A skier starts from rest at the top of a hill. The skier coasts down the hill and up a second hill, as the drawing illustrates. The crest of the second hill is circular, with a radius of 38.3 m. Neglect friction and air resistance. What must be the height h of the first hill so that the skier just loses contact with the snow at the crest of the second hill?

Question

A skier starts from rest at the top of a hill. The skier coasts down the hill and up a second hill, as the drawing illustrates. The crest of the second hill is circular, with a radius of 38.3 m. Neglect friction and air resistance. What must be the height h of the first hill so that the skier just loses contact with the snow at the crest of the second hill?

Answer 1

To determine the height h of the first hill so that the skier just loses contact with the snow at the crest of the second hill, we can use the principle of conservation of energy. At the crest of the second hill, the skier loses contact with the snow, which means their energy is entirely in the form of potential energy.

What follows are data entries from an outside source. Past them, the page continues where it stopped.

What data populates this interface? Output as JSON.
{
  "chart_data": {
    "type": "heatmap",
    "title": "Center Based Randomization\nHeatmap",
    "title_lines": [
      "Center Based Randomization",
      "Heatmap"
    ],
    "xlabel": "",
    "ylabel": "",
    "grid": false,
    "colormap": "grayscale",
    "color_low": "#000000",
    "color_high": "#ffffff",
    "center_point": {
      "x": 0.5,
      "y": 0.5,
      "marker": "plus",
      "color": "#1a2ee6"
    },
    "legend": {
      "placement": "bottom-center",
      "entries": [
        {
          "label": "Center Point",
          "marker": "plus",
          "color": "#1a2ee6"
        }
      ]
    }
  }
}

Let's break down the problem into different stages:

Stage 1: Skier at the top of the first hill
At the top of the first hill, the skier has potential energy (PE) equal to mgh, where m is the mass of the skier, g is the acceleration due to gravity, and h is the height of the first hill.

Stage 2: Skier at the bottom of the first hill
As the skier goes down the first hill, their potential energy is converted to kinetic energy (KE) according to the law of conservation of energy. At the bottom of the first hill, all the potential energy is converted to kinetic energy, so we have:

mgh = (1/2)mv^2, where v is the velocity of the skier at the bottom of the first hill.

Stage 3: Skier at the crest of the second hill
Now, the skier goes up the second hill. At the crest of the second hill, the skier just loses contact with the snow, meaning their velocity becomes zero. The total energy of the skier at the crest is entirely in the form of potential energy:

PE = mgh2, where h2 is the height of the crest of the second hill (what we're trying to find).

Since energy is conserved, we can equate the potential energy at the top of the first hill to the potential energy at the crest of the second hill:

mgh = mgh2

Canceling out the mass, we get:

gh = gh2

Finally, solving for h2, the height of the crest of the second hill, we get:

h2 = h

Therefore, the height h of the first hill must be equal to the height h2 of the crest of the second hill in order for the skier to just lose contact with the snow at the crest of the second hill.